THE REVISED FOOT-BALL RULES.
The first change was made in regard to touch-downs. Rule 4 now reads, "when the ball is carried across the goal line, it shall be a touch-down at the place where it was carried across. In opponent's goal, this entitles to a try at goal; in player's own goal to a kick out." By the old rules the ball had to be actually touched down by a player before he could claim the ball as his. This always occasioned the roughest of play. Sometimes a player would seize the ball and then lay on his back, holding fast the ball all the time, in order to prevent his opponents from securing a touchdown. Men were often severely injured in this way.

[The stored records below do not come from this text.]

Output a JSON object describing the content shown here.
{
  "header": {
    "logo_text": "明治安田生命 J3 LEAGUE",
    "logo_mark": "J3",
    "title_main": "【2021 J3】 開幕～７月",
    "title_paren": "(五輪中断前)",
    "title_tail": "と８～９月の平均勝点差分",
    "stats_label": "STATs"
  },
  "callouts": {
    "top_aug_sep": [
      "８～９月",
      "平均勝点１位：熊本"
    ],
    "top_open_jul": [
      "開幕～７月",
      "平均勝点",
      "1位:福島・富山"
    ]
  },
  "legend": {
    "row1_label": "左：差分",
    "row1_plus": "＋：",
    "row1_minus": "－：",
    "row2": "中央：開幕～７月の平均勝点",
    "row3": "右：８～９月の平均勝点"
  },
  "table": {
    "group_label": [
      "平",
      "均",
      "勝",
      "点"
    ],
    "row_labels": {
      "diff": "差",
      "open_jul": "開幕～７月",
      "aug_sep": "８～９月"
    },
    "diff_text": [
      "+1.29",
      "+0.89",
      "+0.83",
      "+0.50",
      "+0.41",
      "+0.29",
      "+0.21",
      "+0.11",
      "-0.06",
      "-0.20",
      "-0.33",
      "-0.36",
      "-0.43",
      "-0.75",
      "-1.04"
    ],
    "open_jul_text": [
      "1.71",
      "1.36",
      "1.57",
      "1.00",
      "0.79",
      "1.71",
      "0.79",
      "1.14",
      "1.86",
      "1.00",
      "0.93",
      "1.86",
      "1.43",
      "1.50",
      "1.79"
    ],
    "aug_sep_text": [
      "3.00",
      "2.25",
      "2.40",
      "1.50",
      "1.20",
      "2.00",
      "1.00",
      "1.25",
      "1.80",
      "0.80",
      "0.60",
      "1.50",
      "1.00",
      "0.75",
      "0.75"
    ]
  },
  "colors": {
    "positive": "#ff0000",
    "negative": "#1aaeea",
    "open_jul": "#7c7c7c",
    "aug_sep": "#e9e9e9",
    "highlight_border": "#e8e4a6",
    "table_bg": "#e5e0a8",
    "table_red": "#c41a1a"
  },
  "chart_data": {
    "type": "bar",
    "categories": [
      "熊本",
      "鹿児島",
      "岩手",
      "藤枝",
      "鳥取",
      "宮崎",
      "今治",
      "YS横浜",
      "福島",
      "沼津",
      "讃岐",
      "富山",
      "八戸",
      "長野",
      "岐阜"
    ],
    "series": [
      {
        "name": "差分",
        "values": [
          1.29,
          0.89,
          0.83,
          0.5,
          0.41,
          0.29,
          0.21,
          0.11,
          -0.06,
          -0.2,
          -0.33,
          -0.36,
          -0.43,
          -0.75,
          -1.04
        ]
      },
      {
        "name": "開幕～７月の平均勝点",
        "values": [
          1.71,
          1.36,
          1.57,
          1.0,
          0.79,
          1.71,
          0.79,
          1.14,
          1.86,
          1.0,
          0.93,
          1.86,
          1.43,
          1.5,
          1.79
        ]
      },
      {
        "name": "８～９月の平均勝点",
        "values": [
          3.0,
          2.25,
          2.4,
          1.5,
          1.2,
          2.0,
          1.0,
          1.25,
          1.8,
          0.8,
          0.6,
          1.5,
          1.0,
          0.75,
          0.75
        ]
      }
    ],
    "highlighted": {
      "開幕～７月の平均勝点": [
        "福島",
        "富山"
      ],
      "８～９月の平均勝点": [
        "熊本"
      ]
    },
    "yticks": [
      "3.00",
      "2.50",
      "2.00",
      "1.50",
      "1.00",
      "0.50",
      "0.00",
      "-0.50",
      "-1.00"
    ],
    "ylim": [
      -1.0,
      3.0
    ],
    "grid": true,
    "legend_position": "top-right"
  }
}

Rule 11 makes it unnecessary for a man to cry "down" when he has the ball; the referee can say "down" whenever he thinks the tussle has gone far enough.
Rule 13, referring to maul in goal is struck out entirely. This will prevent the fierce fights which are made so often when the holder of the ball is tackled inside the goal line.
Rule 17, numbered 18 in old rules reads, "In every match there shall be one paid referee, and he absolute. The same referee shall officiate at all championship matches." This does away with the judges who in reality were little more than field captains, and often caused the referee much trouble.
Rule 18. "For intentional delay of game or off-side play, at first offence one point shall be given to opponents, at second offence, one more point, and the offender dismissed from the field. For intentional violation of rules 16 and 27 (referring to off-side play, hacking, throttling, butting, tripping up, etc.) a player shall be disqualified and two points given to the other side." This treatment of off-side and unfair play will prevent the many tricks which are often permitted on the foot-ball field. Intentional delay of the game also gives the opponents points and the offender is sent from the field.
Rule 21, add, "Either side refusing to play within five minutes after ordered to by the referee, shall forfeit the game." This rule was made necessary on account of the delay at the Princeton-Yale game in New York.
Rule 31 makes it impossible for the man who receives the ball when snapped back from a "down" or thrown back from a "fair" to carry the ball forward under any circumstances.
Rule 33, referring to maul in goal is omitted.
By a perusal of the above changes, it will be found that the referee is given almost unlimited power; he can declare the ball "down" whenever he sees fit, disqualify a player for off-side or unnecessarily rough play, and declare a game forfeited if either side should seek to gain anything by delay. He is absolute, no one can question his decisions, and he is unhampered by judges. With the proper man as referee, there is no reason why the game should not be entirely freed from its objectionable features.